Bruxelles – L’Unione europea non è riuscita a raggiungere il suo obiettivo per il 2020 di migliorare la conservazione delle specie presenti sul suo territorio, in linea con la direttiva Habitat (direttiva 92/43/CEE). Lo sottolinea l’ultima analisi dell’Agenzia europea dell’ambiente (AEA), pubblicata il 31 marzo, la quale stima che delle 1.389 specie protette dalla Direttiva europea (sia animali che piante “di interesse comunitario”) il 63 per cento abbia uno stato di conservazione “scadente” (42 per cento) o addirittura “cattivo” (21 per cento). Di queste le tendenze stimano che solo il 6 per cento è in fase di miglioramento mentre per il 35 per cento lo stato di protezione continua a deteriorarsi. Tra i principali fattori di pressione sulla conservazione di specie e biodiversità, ci sono le pratiche agricole (specialmente quelle ad alta intensità), l’espansione urbana incontrollata, la silvicoltura e anche l’inquinamento.
Obiettivi al 2020 mancati
L’analisi dell’AEA stima in sostanza meno della metà delle valutazioni delle specie (27 per cento) in un buono stato di conservazione. C’è molto ancora da fare. Il primo obiettivo della Strategia europea a favore della biodiversità fino al 2020 consisteva nel “garantire una migliore conservazione o uno stato sicuro per almeno il 50 per cento delle specie” e non è stato raggiunto secondo l’agenzia, che rileva un ritardo del 2 per cento. Inoltre, l’obiettivo numero 3 della strategia al 2020 era quello di ottimizzare i benefici dell’agricoltura e della silvicoltura per proteggere la biodiversità, ma l’analisi delle valutazioni delle specie ha restituito un quadro misto: solo il 5 per cento delle specie di prateria mostra uno stato di conservazione in miglioramento, ma anche con una percentuale di tendenze al deterioramento inferiore rispetto ad altri gruppi.
Si registrano forti differenze tra Stati membri e Stati membri. L’Italia, su 569 valutazioni effettuate, ha il 43 per cento delle specie in buono stato di conservazione, quindi sopra la media europea. Il 36 e 16 per cento rispettivamente a livello “scadente” e “cattivo”. Ma c’è chi fa ancora meglio. Cipro, Irlanda, Estonia e Malta hanno riportato le percentuali maggiori (oltre il 50 per cento) di valutazioni di specie che mostrano un buono stato di conservazione, soprattutto sugli animali (l’80 per cento). Belgio, Danimarca, Estonia e Lussemburgo riportano le percentuali più elevate (oltre il 20 per cento) di specie con tendenze in miglioramento, Cipro è l’unico Stato membro che non ha segnalato una singola tendenza al deterioramento.
Rettili e piante vascolari sono i gruppi di specie con la più alta percentuale di buono stato di conservazione, rispettivamente con il 40 per cento e il 36 per cento.

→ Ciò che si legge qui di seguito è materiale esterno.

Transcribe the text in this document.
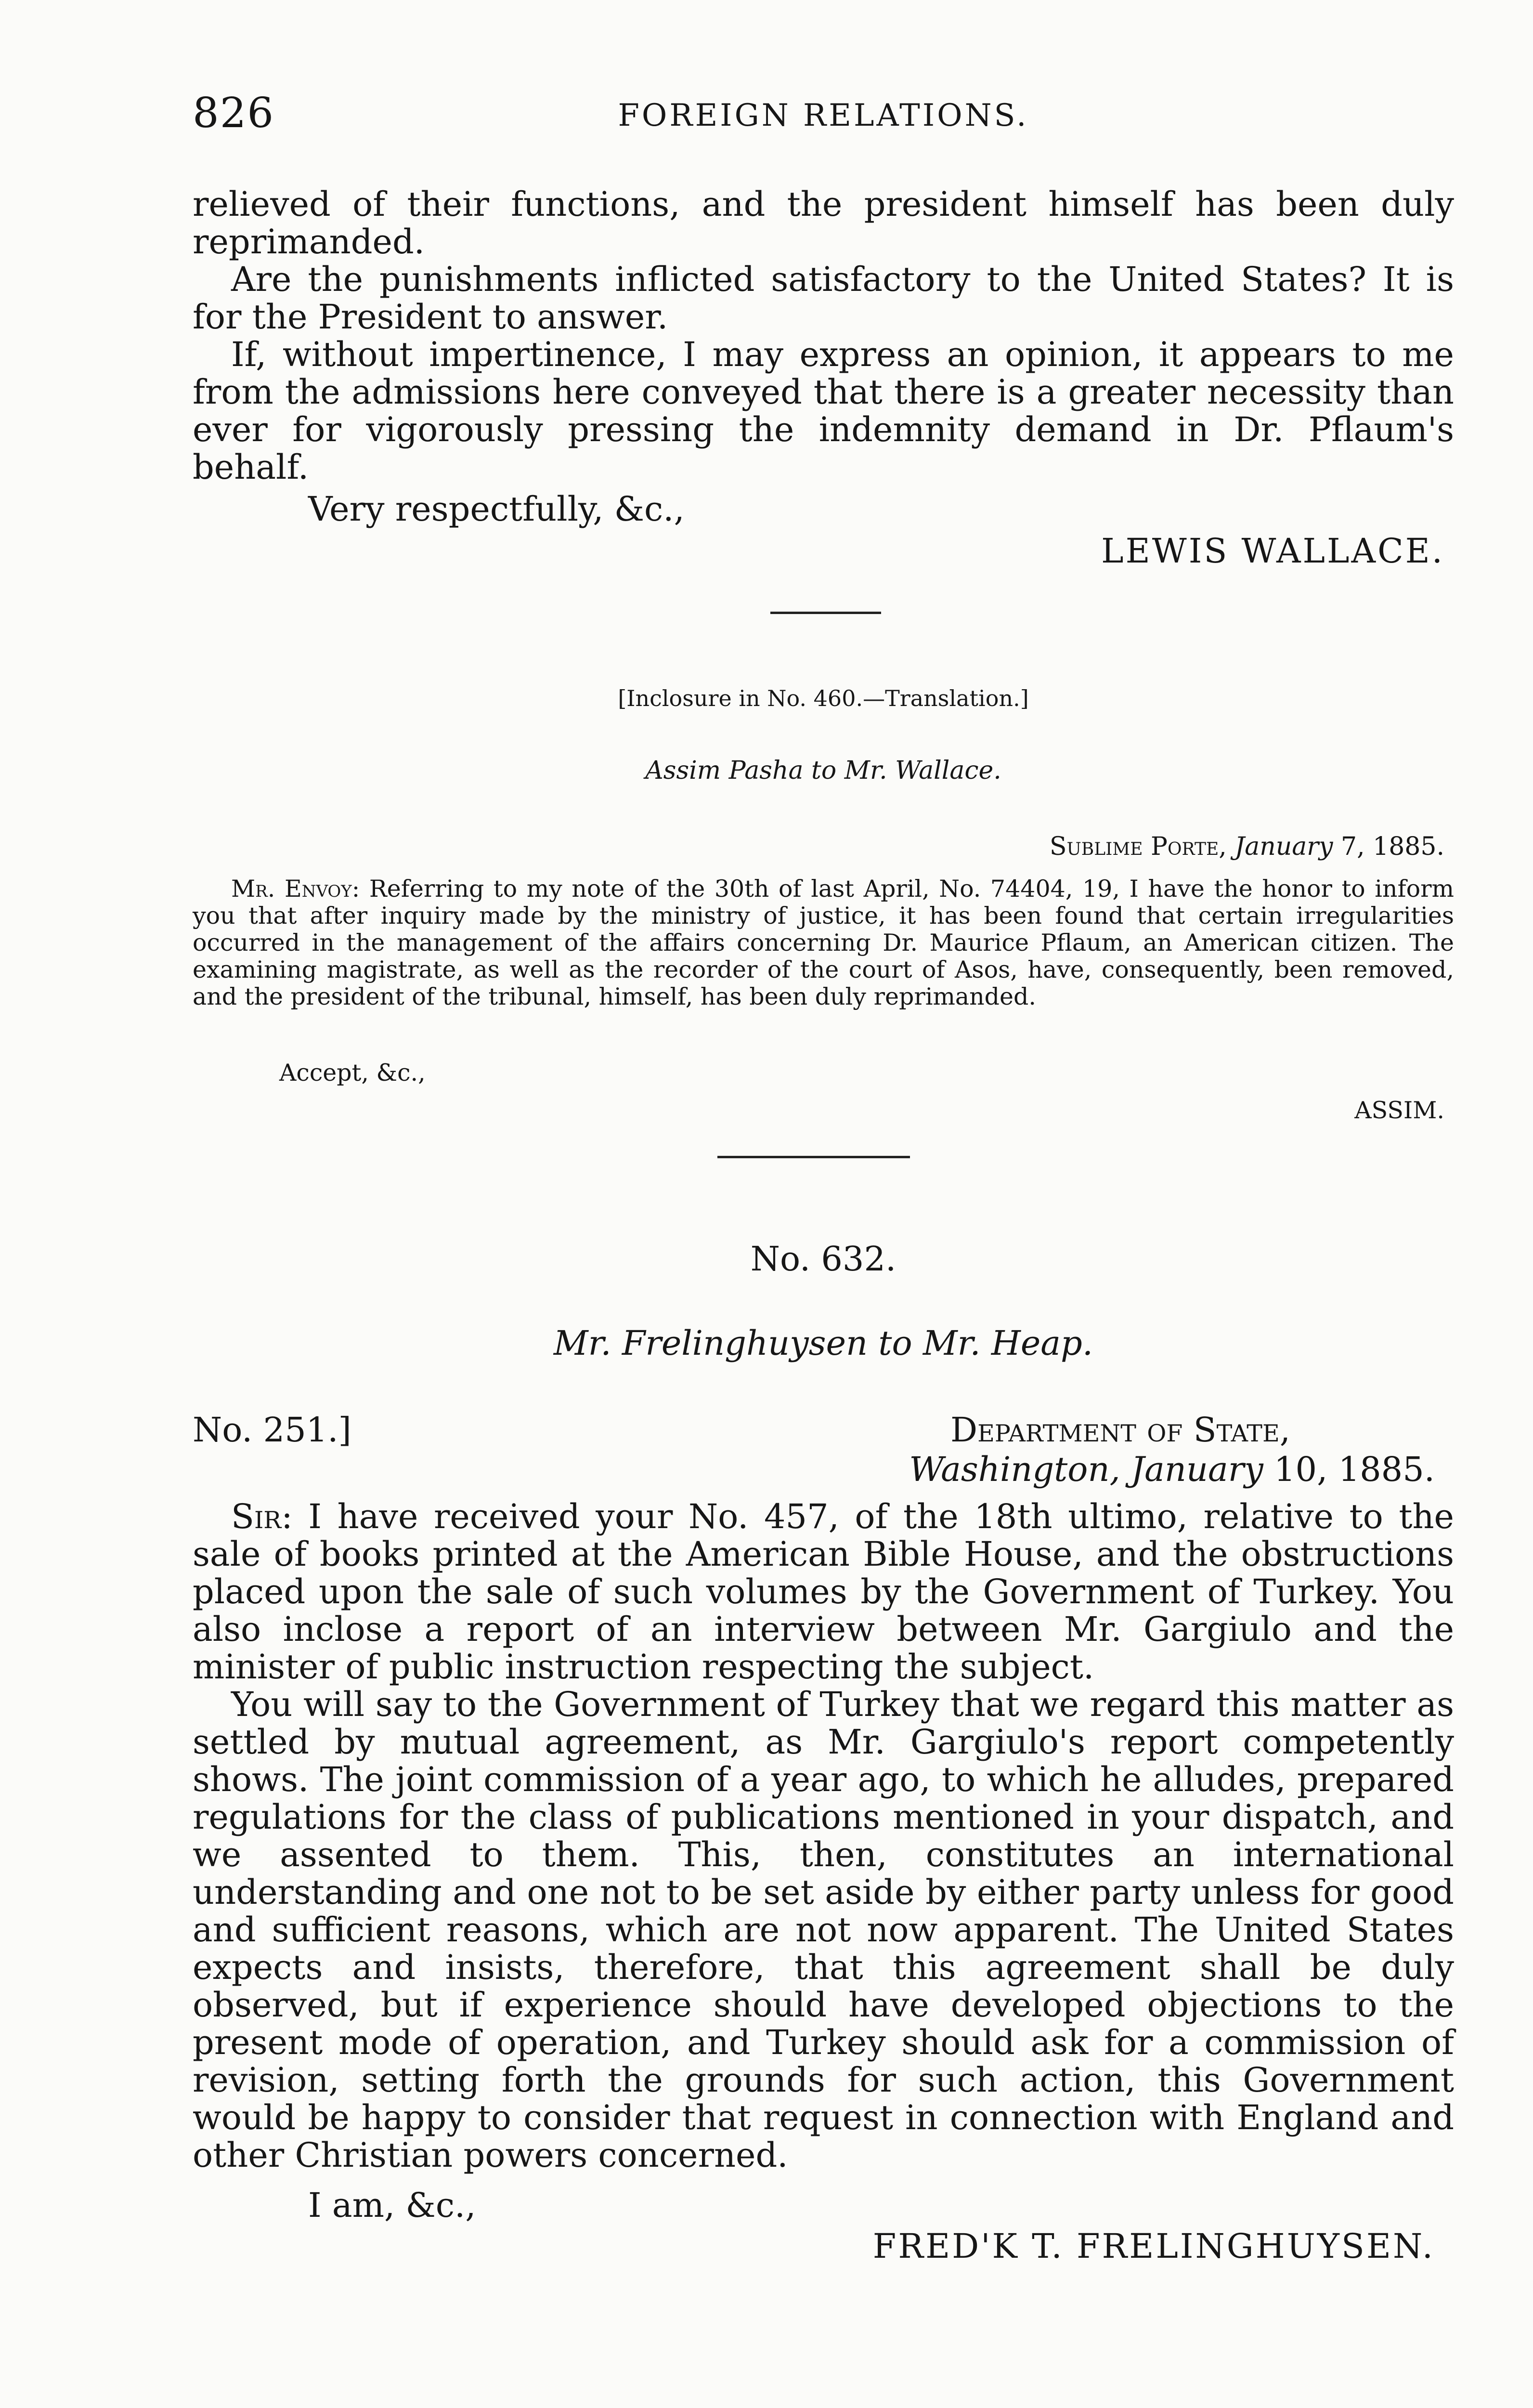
826	FOREIGN RELATIONS.

relieved of their functions, and the president himself has been duly reprimanded.

Are the punishments inflicted satisfactory to the United States? It is for the President to answer.

If, without impertinence, I may express an opinion, it appears to me from the admissions here conveyed that there is a greater necessity than ever for vigorously pressing the indemnity demand in Dr. Pflaum's behalf.

Very respectfully, &c.,
LEWIS WALLACE.
[Inclosure in No. 460.—Translation.]
Assim Pasha to Mr. Wallace.
Sublime Porte, January 7, 1885.

Mr. Envoy: Referring to my note of the 30th of last April, No. 74404, 19, I have the honor to inform you that after inquiry made by the ministry of justice, it has been found that certain irregularities occurred in the management of the affairs concerning Dr. Maurice Pflaum, an American citizen. The examining magistrate, as well as the recorder of the court of Asos, have, consequently, been removed, and the president of the tribunal, himself, has been duly reprimanded.

Accept, &c.,
ASSIM.
No. 632.
Mr. Frelinghuysen to Mr. Heap.
No. 251.]	Department of State,
Washington, January 10, 1885.

Sir: I have received your No. 457, of the 18th ultimo, relative to the sale of books printed at the American Bible House, and the obstructions placed upon the sale of such volumes by the Government of Turkey. You also inclose a report of an interview between Mr. Gargiulo and the minister of public instruction respecting the subject.

You will say to the Government of Turkey that we regard this matter as settled by mutual agreement, as Mr. Gargiulo's report competently shows. The joint commission of a year ago, to which he alludes, prepared regulations for the class of publications mentioned in your dispatch, and we assented to them. This, then, constitutes an international understanding and one not to be set aside by either party unless for good and sufficient reasons, which are not now apparent. The United States expects and insists, therefore, that this agreement shall be duly observed, but if experience should have developed objections to the present mode of operation, and Turkey should ask for a commission of revision, setting forth the grounds for such action, this Government would be happy to consider that request in connection with England and other Christian powers concerned.

I am, &c.,
FRED'K T. FRELINGHUYSEN.
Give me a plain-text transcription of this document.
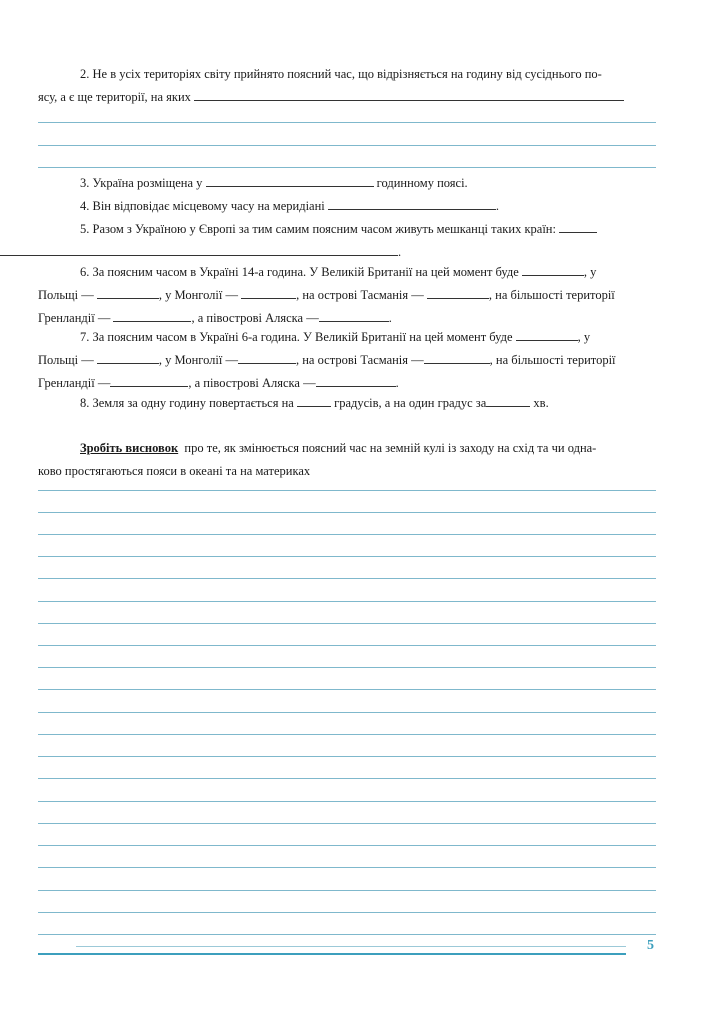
2. Не в усіх територіях світу прийнято поясний час, що відрізняється на годину від сусіднього по-
ясу, а є ще території, на яких
3. Україна розміщена у	годинному поясі.
4. Він відповідає місцевому часу на меридіані	.
5. Разом з Україною у Європі за тим самим поясним часом живуть мешканці таких країн:
.
6. За поясним часом в Україні 14-а година. У Великій Британії на цей момент буде	, у
Польщі —	, у Монголії —	, на острові Тасманія —	, на більшості території
Гренландії —	, а півострові Аляска —	.
7. За поясним часом в Україні 6-а година. У Великій Британії на цей момент буде	, у
Польщі —	, у Монголії —	, на острові Тасманія —	, на більшості території
Гренландії —	, а півострові Аляска —	.
8. Земля за одну годину повертається на	градусів, а на один градус за	хв.
Зробіть висновок про те, як змінюється поясний час на земній кулі із заходу на схід та чи одна-
ково простягаються пояси в океані та на материках
5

Secondo l’Agenzia europea per l’ambiente sono necessari ulteriori “sforzi di conservazione” in particolare per molluschi e pesci, ciascuno con circa il 30 per cento di specie con un cattivo stato di conservazione.
Nuovi obiettivi al 2030
A maggio 2020 la Commissione Europea ha pubblicato un nuova Strategia per la biodiversità al 2030, ponendo tra gli obiettivi quello di trasformare il 30 per cento rispettivamente delle terre e dei mari europei in ‘aree protette’ da combinare al ripristino di almeno il 10 per cento delle aree agricole in caratteristiche paesaggistiche ad alta diversità. Tra le priorità viene indicato il rafforzamento del quadro giuridico dell’UE per il ripristino della natura, chiedendo agli Stati dell’UE di garantire che non ci sia alcun deterioramento delle tendenze di conservazione e dello stato di tutti gli habitat e le specie protette entro il 2030.